Le plan à faire passer justifie toutes les incuries. C’est ce que la campagne a de magique : elle fait plier d’une manière spectaculaire le gouvernement là où toutes les montées au créneau et tous les arguments d’experts ont échoué.
La règle 51/49 sur l’investissement est farouchement défendue depuis dix ans par tous les Premiers ministres et tous les ministres de l’Industrie. Jusqu’à il y a quelques jours, l’actuel, Youcef Yousfi, s’est fait, face aux protestations des opérateurs économiques et de quelques chancelleries étrangères, l’avocat de cette disposition introduite par la loi de finances 2009.
En décembre dernier, il se félicitait du fait que la règle avait fini par être acceptée de tous et, la semaine passée, sans transition, il décrétait qu’elle ne constituait pas un texte sacré, ouvrant la voie à sa très probable suppression dans les prochains mois.
Le souci de M. Yousfi est vraisemblablement de rallier à la cause du cinquième mandat des soutiens supplémentaires parmi les partenaires étrangers du pays et certains milieux d’affaires et économiques nationaux très critiques à l’égard de cette règle.
Son collègue de l’Intérieur, lui, sillonne le pays pour tenter de convaincre les citoyens que la continuité est le meilleur choix qui s’offre à eux. Ce lundi 18 février, Noureddine Bedoui a tenu à annoncer en personne la bonne nouvelle aux habitants d’Aïn Ouessara : le président de la République, donc le candidat Bouteflika, a décidé d’élever leur daïra au rang de “wilaya déléguée”. On ne sait pas ce que ce néologisme signifie concrètement, mais les populations des grandes daïras du sud et du nord semblent s’en contenter et le pouvoir ne se gêne pas pour s’en servir pour refroidir les ardeurs de protestataires qui soulèvent les vrais problèmes.

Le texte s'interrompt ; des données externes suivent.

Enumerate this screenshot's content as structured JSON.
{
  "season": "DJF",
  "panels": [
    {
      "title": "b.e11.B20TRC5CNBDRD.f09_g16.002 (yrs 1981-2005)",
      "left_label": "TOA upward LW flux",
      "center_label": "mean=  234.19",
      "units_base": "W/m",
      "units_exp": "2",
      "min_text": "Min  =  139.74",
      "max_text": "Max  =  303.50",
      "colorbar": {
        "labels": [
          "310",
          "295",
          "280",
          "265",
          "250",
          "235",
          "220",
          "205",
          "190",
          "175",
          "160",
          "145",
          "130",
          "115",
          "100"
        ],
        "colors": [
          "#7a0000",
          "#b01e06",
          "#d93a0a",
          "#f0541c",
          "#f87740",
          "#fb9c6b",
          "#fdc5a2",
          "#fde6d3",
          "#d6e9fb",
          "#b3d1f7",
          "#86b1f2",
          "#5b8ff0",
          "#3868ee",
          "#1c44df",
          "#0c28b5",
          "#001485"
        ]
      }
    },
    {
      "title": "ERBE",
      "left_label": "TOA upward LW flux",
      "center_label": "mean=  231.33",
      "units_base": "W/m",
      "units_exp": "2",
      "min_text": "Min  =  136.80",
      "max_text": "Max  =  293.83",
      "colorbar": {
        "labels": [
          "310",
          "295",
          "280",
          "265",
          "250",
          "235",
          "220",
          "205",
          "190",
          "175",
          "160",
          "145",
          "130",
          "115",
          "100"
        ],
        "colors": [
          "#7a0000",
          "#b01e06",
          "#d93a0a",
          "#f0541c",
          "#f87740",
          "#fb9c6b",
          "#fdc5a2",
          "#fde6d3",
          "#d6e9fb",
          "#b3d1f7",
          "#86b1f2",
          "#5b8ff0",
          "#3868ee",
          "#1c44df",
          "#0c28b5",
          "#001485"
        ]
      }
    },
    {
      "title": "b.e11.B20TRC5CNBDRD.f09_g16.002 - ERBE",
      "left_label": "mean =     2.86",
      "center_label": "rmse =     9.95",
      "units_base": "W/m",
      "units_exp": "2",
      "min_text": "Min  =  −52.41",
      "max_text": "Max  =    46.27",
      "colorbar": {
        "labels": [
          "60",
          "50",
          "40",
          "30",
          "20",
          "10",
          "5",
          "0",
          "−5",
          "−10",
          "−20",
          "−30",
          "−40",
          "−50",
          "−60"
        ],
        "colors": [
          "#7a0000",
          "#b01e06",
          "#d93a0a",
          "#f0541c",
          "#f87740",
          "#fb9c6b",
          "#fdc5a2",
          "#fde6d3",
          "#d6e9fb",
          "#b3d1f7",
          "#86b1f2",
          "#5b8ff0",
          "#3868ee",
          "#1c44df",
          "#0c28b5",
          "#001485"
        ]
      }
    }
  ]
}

Aïn Salah fut par exemple décrétée wilaya déléguée lorsque ses habitants s’étaient élevés contre l’exploitation du gaz de schiste dans leur région, en 2015.
Cette tendance du gouvernement à ne se montrer flexible qu’en période électorale est trop flagrante pour échapper aux syndicats et organisations qui portent de vieilles revendications. L’intersyndicale de l’éducation a déjà annoncé une grève de deux jours pour cette semaine et les retraités de l’armée se sont remis à battre le pavé. Les autres doivent faire vite, la générosité prendra fin dans deux mois.